Place sell orders for all of your stocks and stock mutual funds. Sell your shares at market to get the fastest execution and current market price. If the markets are tanking on the day when you do this, place your orders immediately. If the market is rising that day, you might be wise to wait a little while to see if you can get a slightly higher price.
Contact your variable annuity or variable life insurance carrier and tell them to move all of your money out of any sub-accounts that invest in stocks. Move the money either into the fixed account, the money market fund or other sub-accounts that invest in bonds, real estate or other asset classes.
Place limit orders on your stock sales if you are not in an urgent hurry to get out of the market. If the stock has been vacillating in a price range for a while, place a limit order near the high end of the price range and wait for the stock price to rise to that level. This strategy can make a big difference in how much you end up with, particularly if you have a large number of shares to sell.

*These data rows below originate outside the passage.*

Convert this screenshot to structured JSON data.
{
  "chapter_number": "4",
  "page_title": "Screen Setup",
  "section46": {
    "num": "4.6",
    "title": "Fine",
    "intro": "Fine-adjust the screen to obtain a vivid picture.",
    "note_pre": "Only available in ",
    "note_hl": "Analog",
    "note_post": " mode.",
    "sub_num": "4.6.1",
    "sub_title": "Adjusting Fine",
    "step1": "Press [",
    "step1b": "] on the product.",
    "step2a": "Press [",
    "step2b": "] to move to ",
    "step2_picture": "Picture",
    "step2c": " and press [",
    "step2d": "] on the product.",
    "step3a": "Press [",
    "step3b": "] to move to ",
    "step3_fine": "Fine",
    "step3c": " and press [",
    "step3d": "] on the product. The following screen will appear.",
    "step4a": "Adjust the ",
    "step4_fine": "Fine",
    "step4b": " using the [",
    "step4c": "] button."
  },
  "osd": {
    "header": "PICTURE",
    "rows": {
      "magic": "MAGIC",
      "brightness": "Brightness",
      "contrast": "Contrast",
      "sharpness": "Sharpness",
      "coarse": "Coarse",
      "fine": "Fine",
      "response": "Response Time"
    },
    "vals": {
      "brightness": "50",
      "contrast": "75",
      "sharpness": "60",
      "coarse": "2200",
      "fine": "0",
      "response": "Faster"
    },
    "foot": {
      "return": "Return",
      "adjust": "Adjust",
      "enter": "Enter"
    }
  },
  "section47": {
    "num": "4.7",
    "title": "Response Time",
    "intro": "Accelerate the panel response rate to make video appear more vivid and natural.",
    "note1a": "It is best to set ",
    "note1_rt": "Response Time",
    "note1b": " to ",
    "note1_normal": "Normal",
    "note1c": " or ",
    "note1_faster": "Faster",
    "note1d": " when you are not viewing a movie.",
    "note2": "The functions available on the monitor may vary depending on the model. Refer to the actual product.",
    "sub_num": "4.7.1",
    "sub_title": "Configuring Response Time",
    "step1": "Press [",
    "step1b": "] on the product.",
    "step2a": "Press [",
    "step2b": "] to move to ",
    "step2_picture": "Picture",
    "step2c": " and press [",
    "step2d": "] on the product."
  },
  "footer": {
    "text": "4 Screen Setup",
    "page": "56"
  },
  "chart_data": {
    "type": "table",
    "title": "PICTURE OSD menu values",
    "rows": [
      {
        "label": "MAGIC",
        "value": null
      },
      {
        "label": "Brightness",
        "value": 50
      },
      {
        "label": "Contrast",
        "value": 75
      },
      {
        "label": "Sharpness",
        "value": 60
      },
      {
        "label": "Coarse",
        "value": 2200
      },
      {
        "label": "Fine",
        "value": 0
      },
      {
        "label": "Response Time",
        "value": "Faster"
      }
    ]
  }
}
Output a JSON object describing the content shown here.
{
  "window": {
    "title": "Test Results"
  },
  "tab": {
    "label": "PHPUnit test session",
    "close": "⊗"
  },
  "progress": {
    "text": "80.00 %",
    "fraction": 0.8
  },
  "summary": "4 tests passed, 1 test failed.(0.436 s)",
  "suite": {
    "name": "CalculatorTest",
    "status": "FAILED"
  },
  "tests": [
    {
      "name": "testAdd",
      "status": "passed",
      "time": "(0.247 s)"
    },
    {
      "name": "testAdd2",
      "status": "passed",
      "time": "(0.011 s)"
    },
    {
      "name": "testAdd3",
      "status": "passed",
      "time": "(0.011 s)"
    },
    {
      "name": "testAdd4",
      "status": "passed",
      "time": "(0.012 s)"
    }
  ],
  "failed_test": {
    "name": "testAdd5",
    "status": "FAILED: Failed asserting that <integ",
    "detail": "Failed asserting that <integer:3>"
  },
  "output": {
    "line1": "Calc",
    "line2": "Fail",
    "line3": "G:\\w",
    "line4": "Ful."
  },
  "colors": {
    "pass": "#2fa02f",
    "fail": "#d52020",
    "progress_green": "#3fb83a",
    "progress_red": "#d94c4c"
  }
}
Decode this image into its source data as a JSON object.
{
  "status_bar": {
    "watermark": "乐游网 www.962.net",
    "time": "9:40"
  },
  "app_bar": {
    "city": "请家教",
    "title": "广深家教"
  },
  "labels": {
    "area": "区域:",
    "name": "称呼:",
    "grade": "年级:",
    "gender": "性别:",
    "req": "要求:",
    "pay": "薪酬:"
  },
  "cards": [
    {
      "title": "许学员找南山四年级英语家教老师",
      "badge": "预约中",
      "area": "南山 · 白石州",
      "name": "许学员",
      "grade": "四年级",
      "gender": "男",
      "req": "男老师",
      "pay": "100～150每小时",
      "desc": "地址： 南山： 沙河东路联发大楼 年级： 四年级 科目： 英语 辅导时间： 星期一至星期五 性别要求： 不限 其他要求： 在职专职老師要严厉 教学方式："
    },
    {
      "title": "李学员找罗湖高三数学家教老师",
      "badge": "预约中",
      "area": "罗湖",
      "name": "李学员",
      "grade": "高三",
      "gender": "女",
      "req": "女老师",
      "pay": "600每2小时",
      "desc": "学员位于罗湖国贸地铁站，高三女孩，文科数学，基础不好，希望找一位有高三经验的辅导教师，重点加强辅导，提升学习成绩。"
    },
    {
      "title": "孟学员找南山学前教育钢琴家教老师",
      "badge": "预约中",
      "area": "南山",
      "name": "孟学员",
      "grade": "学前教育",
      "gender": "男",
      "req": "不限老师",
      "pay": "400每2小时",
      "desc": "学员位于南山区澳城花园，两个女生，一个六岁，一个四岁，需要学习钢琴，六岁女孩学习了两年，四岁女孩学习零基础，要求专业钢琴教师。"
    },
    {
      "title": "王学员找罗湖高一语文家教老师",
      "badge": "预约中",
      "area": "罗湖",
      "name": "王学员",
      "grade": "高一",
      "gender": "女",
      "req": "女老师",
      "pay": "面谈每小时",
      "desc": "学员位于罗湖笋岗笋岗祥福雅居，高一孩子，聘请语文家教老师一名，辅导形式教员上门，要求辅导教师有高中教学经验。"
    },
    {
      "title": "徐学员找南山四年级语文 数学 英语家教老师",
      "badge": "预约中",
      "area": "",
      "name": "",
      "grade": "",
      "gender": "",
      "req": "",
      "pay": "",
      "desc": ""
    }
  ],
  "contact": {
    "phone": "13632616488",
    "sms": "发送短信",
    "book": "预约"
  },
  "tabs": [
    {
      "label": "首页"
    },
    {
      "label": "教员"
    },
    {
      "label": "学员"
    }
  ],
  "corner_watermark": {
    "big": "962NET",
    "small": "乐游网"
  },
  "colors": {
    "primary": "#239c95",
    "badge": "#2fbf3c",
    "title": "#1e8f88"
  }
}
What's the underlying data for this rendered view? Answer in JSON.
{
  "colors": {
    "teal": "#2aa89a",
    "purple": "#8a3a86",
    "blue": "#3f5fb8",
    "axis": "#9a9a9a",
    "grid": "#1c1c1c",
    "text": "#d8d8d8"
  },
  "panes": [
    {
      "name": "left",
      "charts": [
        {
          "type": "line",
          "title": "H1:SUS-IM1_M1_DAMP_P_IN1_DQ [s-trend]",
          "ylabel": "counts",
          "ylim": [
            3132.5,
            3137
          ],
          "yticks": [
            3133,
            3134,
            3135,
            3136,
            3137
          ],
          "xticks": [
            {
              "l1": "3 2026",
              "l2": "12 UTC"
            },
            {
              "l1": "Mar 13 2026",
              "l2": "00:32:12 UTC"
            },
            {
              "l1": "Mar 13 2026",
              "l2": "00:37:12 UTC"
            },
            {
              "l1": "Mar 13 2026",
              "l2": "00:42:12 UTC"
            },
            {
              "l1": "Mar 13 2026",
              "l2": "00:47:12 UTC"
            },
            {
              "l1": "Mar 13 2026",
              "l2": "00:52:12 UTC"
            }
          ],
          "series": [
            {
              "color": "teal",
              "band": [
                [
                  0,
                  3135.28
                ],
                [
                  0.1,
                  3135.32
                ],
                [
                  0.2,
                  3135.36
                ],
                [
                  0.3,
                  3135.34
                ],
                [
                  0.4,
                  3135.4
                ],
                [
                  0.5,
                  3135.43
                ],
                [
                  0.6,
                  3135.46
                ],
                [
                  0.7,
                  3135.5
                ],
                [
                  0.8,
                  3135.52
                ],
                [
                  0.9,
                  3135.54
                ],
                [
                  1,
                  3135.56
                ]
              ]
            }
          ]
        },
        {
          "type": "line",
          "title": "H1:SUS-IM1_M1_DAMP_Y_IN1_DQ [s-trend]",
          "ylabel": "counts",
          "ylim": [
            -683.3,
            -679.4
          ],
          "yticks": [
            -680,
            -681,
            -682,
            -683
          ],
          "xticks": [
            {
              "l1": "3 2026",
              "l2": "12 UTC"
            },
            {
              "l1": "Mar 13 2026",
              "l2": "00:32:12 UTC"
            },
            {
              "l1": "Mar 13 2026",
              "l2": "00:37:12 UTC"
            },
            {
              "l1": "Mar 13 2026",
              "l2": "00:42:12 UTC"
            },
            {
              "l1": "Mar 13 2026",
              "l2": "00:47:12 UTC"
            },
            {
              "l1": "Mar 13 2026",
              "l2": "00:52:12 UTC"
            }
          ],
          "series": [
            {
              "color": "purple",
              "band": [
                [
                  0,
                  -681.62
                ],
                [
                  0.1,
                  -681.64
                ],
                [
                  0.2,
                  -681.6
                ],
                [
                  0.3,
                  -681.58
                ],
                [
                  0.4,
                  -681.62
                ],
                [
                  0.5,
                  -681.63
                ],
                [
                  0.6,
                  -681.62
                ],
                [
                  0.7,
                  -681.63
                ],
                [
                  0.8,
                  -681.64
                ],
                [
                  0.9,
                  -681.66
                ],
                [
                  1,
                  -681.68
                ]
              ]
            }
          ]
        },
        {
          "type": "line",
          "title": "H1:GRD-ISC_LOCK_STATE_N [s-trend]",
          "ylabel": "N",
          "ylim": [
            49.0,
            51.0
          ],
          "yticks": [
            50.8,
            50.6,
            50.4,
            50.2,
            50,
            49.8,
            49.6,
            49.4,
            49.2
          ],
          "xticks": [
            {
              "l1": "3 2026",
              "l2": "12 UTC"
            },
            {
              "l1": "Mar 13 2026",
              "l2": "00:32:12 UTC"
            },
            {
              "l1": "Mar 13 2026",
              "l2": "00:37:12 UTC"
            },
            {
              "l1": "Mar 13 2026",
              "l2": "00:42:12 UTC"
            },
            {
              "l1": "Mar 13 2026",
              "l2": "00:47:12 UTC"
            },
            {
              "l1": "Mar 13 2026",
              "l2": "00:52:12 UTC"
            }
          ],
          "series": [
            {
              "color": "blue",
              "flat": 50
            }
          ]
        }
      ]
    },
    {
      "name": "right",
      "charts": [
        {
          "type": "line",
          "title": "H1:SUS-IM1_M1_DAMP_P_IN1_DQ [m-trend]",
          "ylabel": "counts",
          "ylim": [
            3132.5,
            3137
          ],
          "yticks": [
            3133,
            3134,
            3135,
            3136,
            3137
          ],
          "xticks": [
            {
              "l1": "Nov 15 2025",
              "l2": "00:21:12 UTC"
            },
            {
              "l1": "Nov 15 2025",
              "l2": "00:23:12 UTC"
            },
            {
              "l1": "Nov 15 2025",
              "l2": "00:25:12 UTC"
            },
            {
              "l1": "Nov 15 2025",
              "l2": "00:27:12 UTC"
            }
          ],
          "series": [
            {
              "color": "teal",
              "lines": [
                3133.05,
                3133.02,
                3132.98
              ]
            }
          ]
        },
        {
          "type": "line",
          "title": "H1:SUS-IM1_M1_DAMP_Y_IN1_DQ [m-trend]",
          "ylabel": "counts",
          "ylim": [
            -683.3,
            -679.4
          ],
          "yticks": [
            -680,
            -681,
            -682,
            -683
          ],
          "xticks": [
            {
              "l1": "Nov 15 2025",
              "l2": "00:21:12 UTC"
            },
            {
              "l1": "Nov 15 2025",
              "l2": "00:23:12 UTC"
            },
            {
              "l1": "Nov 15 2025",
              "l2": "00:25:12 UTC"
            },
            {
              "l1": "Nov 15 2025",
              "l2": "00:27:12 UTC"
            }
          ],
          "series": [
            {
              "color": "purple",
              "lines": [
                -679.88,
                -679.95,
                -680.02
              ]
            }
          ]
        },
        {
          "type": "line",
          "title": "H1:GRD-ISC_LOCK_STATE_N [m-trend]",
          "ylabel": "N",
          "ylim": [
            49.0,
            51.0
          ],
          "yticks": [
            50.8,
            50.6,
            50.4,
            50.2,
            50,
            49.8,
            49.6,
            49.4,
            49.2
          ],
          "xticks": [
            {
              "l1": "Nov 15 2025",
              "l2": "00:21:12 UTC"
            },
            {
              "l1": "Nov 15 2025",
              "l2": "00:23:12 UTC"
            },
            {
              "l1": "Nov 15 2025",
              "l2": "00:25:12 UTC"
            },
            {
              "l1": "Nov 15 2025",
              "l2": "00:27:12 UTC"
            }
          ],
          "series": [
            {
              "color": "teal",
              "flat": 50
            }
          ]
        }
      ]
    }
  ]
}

Wait until you have held your stocks for at least one year before selling if you are near that threshold already and aren't in a desperate hurry to sell. This is wise if your stocks have appreciated substantially, because you will pay a lower rate of tax on your gains if you have held your stocks for at least a year to the day before selling them.
Wait at least until the market rebounds somewhat if you are selling because the market dropped severely in a single day. The stock market is almost certain to take a dead cat bounce back up at some point, and waiting for this to happen can be a wise choice in many cases.
Be sure that you aren't acting purely on emotion when you decide to sell. Selling on emotion usually proves to be the wrong thing to do in the long run.